Let `X` represent the number of voters (out of the 1000 we contact) who approve of the troop surge. Let's check that a binomial model applies to this random variable:
Two outcomes: Either the voter answers "yes, I support the troop surge" or they do not; if they do not answer "yes" they might say "no, I do not support the troop surge" or "I don't know" or "I have no opinion" but we will classify all such responses as failures and we will consider a voter who answers "yes" as a success.
Constant probability of success: We are assuming that 35% of all registered voters support the troop surge. Since we are only sampling 1000 voters out of more than 100,000,000, the probability of success should not substantially change as we remove voters from the general population into our sample.
Independent trials: Since we are selecting the voters at random, their opinions about the troop surge should be independent of one another.
Suppose we want to get at least 400 voters who support the troop surge for our follow-up survey. What is the probability that our sample of 1000 randomly selected voters will contain at least 400 people who support the troop surge?
Since a binomial model applies, we can compute:
`P(X geq 400)` = 1−binomcdf(1000,0.35,399) ≈ 0.00057 = 0.057%
so it is very unlikely that we will get enough voters in our sample who support the troop surge. We should plan to contact more than 1000 voters for our follow-up survey.
We've answered the question at hand, but there's another way to solve this problem that will be useful in future applications, so we employ it now to show that it gives (approximately) the same answer as our first method.
If we look at graphs of the binomial probabilities with p = 0.35 and n = 5, n = 10, n = 25 and n = 100, we see:
we see that the binomial model begins to look very much like the Normal model as n increases.
In fact, when `np geq 10` and `nq geq 10` we can approximate the binomial model quite well using a Normal model. (For the details, see the discussion following the exercises.)
In our present example we have `p = 0.35` so:
`np = 1000*0.35 = 350 geq 10`
and:
`nq = 1000*0.65 = 650 geq 10`
so this condition is certainly satisfied.
Of course, in order to use a Normal model we need to specify the mean and standard deviation.

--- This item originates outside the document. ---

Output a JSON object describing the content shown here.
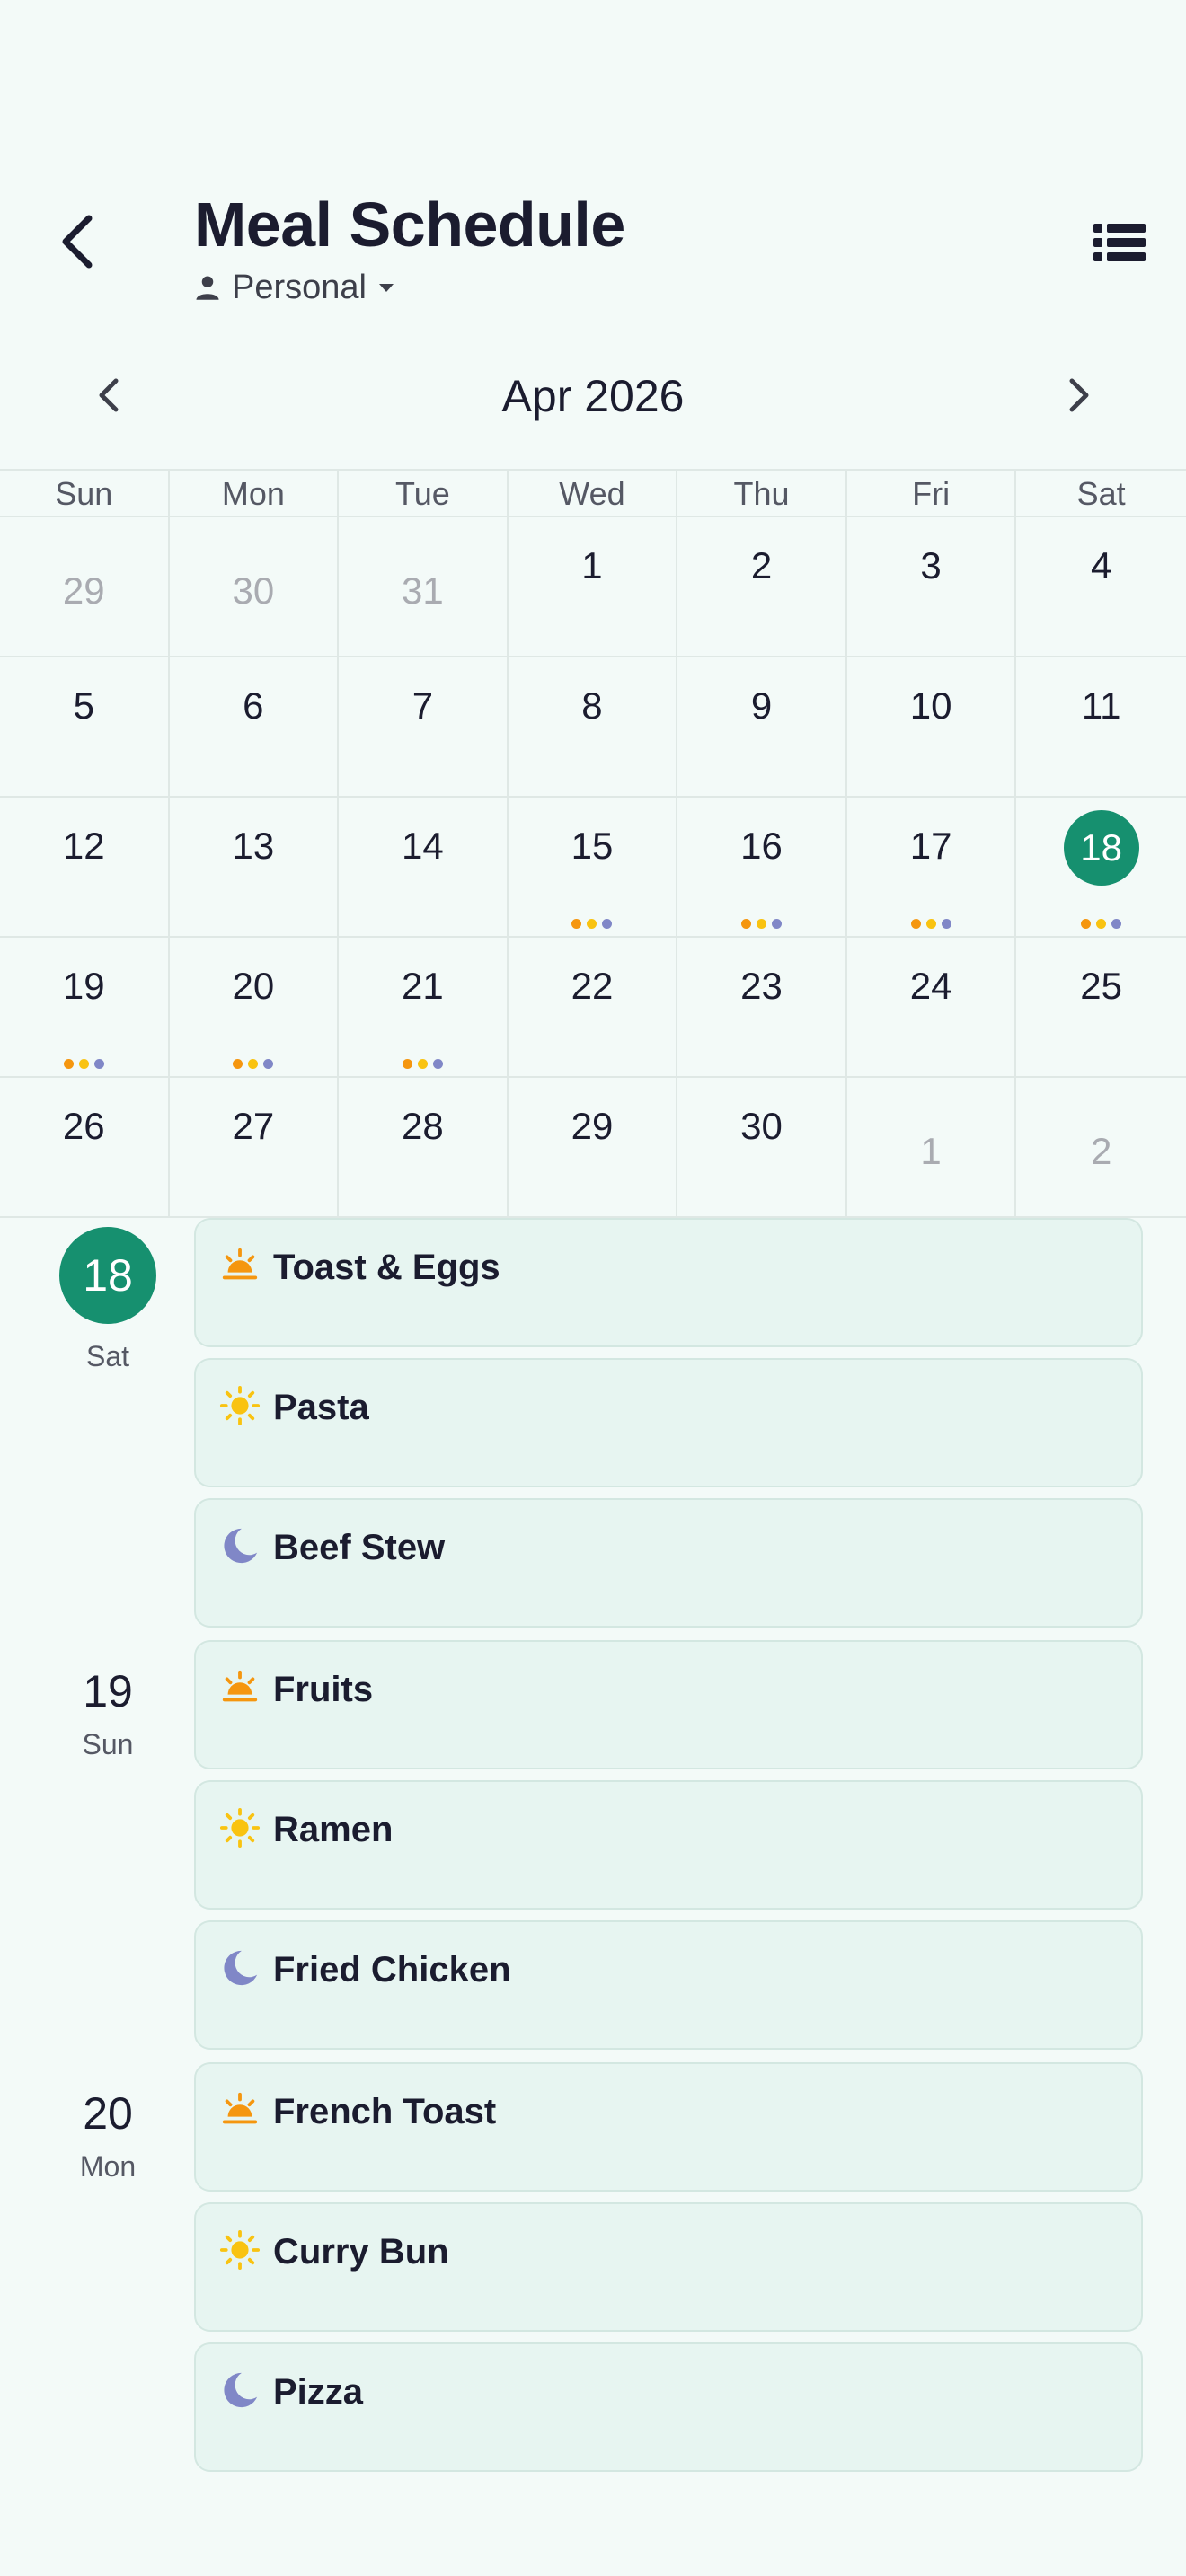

For our present example, the mean is:
`mu = np = 1000*0.35 =350`
and the standard deviation is:
`sigma = sqrt(npq) = sqrt(1000*0.35*0.65) approx 15.08`.
Thus we want to use the Normal model N(350,15.08). To compute `P(X geq 400)` we compute:
normalcdf(400,1E99,350,15.08) ≈ 0.00046
Notice that this isn't equal to the exact answer we got with 1−binomcdf(1000,0.35,399), but it's fairly close (in fact, close enough to reach the same conclusion that we will need to survey more than 1000 voters).
We can sometimes get a more accurate answer if we realize that our random variable `X` is discrete: it might equal 398, or 399, or 400, or 401, but it can't equal 399.8; thus, any number between 399.5 and 400.5 would be interpreted as being equal to 400. So we adjust our computation slightly and use:
`P(X geq 400)` ≈ normalcdf(399.5,1E99,350,15.08) ≈ 0.00051,
which is closer (although still not equal to the exact answer). This adjustment is called a continuity correction; while you're welcome to use it, our Normal model approximations will usually be good enough without it. Just keep in mind that the Normal model only gives us an approximation to the binomial model.
Exercises
1. According to the U.S. Census Bureau, 23.2% of Washington state residents are under 18 years old. We want to randomly select 100 Washington residents for a survey.
a) Explain why a binomial model would be appropriate to model the number of residents under 18 in a 100-person random sample.
b) Using binomial probability techniques, compute the probability that more than 1/4 of the 100 residents selected are under age 18.
c) Explain why a Normal approximation to the binomial would be appropriate in this situation.
d) Use Normal model techniques to compute the probability that more than 1/4 of the 100 residents selected are under age 18.
2. According to the U.S. Census Bureau, 6.5% of Washington state residents are under 5 years old. We want to randomly select 100 Washington residents for a survey.
a) Explain why a binomial model would be appropriate to model the number of residents under 5 in a 100-person random sample.
b) Using binomial probability techniques, compute the probability that more than 10% of the 100 residents selected are under age 5.
c) Would a Normal approximation to the binomial be appropriate in this situation? If so, compute the probability that more than 10% of the 100 residents selected are under age 5; if not, explain.
d) Would a Normal approximation to the binomial be appropriate in this situation if we selected 500 residents? If so, compute the probability that more than 10% of the 500 residents selected are under age 5; if not, explain.